A blog by Ross of Penge (formerly of Balham)

I blogged pretty extensively during 2014 and early 2015, but got out of the habit. In the time since there has been a huge amount I've sort of wanted to write about (politics, terror etc) but I haven't. I tried several times, but anger and frustration about what was happening prevented me from getting things down in a coherent form. Given I couldn't express what I felt, and it didn't seem like it would make a difference anyway, I let it lie fallow.

It's now early 2017, and I'm back, blogging about my attempt to do the first month of the year without social media. After that, who knows?

And why gateway2thesouth? Named after a famous sketch popularised by Peter Sellers:

"Broad-bosomed, bold, becalmed, benign,
Lies Balham, four-square on the Northern Line."

I lived in Balham for 23 years - longer than I have been anywhere else, and it still feels like one of the places in the world I most belong.

Sunday, 25 May 2014

Dancing the Night Away

I am sitting in a hotel in Leith, on a day when the title of the song and film can only be presumed to be ironic. If I stand on the table and peer out to the right I can just see the former-Royal Yacht Britannia sitting there attracting tourists.

Yesterday Voxcetera (the chamber choir I sing with) did a concert in Edinburgh with a local choir - Rudsambee (it's based on the Gaelic for 'anything at all'). They did the first half, with a programme ranging wildly in language - Welsh, Irish, Hungarian, Polish, and even a little English. And we debuted our  new Poulenc 8 French Folk songs, and ran some Britten too.

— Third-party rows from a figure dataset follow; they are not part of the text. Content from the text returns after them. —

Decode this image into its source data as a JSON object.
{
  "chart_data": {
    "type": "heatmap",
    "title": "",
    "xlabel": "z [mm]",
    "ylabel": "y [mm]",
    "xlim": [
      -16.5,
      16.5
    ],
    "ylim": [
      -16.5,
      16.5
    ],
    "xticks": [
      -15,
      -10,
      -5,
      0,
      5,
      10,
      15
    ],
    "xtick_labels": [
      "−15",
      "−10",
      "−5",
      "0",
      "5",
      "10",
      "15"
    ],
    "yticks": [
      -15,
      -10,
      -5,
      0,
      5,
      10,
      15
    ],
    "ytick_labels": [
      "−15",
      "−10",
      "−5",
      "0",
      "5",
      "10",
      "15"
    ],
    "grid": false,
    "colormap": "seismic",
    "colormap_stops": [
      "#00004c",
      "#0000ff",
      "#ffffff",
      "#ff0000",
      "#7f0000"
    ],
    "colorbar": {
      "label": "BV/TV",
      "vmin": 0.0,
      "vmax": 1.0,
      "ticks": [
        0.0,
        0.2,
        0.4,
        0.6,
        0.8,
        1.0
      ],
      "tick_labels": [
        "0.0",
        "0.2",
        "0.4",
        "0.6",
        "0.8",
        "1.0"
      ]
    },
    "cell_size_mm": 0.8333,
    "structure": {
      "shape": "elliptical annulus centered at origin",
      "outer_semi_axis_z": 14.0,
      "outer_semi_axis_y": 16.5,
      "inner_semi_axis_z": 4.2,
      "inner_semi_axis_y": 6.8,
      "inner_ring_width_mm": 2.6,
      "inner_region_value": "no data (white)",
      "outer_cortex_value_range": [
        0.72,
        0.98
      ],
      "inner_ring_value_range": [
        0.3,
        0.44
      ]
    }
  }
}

The audience seemed to love what we did; the Poulenc will be honed to perfection by the time we do it in London in October. And as for Britten's AMDG - which sets the poetry of Manley Hopkins to a range of accompaniments? It gets better and better I think. There were definitely a couple of moments last night where it took life beyond anything it has done before. In a good way, too.

A contrast. Two pretty accomplished choirs, but with a very different schtick. I think we blend better, and do stuff that is musically braver than them, but they interact better with the audience. Food for thought on where we might go next.

Of course, where I went next, post gig, was clubbing. Until 3:30 this morning. In a very pleasant establishment (no irony at all here) called the Jam House, with a live band and a good set of tunes - ancient and modern. But writing a blog at 9:30 (breakfast already done) reminds me of the benefits of not drinking. It is easy to have fun and dance the night away sober. Today, despite being from Edinburgh, I shall be doing the tourist thing

Some of you will be expecting comments on the election. Full thoughts can await the outcome of the Euro poll. In terms of the locals, Labour did well in London, but not nearly as well as they should have. Wandsworth remains Tory, but a little less so, with my ward having not split two Lab and one Tory. The greens have done well and UKIP has not, in London anyway - where in their own words the population is young, educated and culturally diverse. Spin that statement round and see what you could get as a UKIP strapline.

Elsewhere UKIP has done quite well, but I don't think it is all at the Tories expense, and you wonder how that will translate to a general election. One surefire prediction though. We are destined for an autumn of speculation about the Labour leadership. For me, Miliband looks finished. He doesn't attract outside the core, and doesn't seem to do well in it either. I'm imagining hushed discussions in corridors by friends of Yvette C and Andy Burnham.

Oh, and another prediction. Journalists everywhere will have been dispatched to dig up dirt on every councillor elected under the UKIP banner. They have a tough life, do journalists in these straitened times, so help them out. If you have taken coke with a new UKIP councillor, or helped him catalogue his Nazi memorabilia, do give The Mirror a ring and point them in the right direction.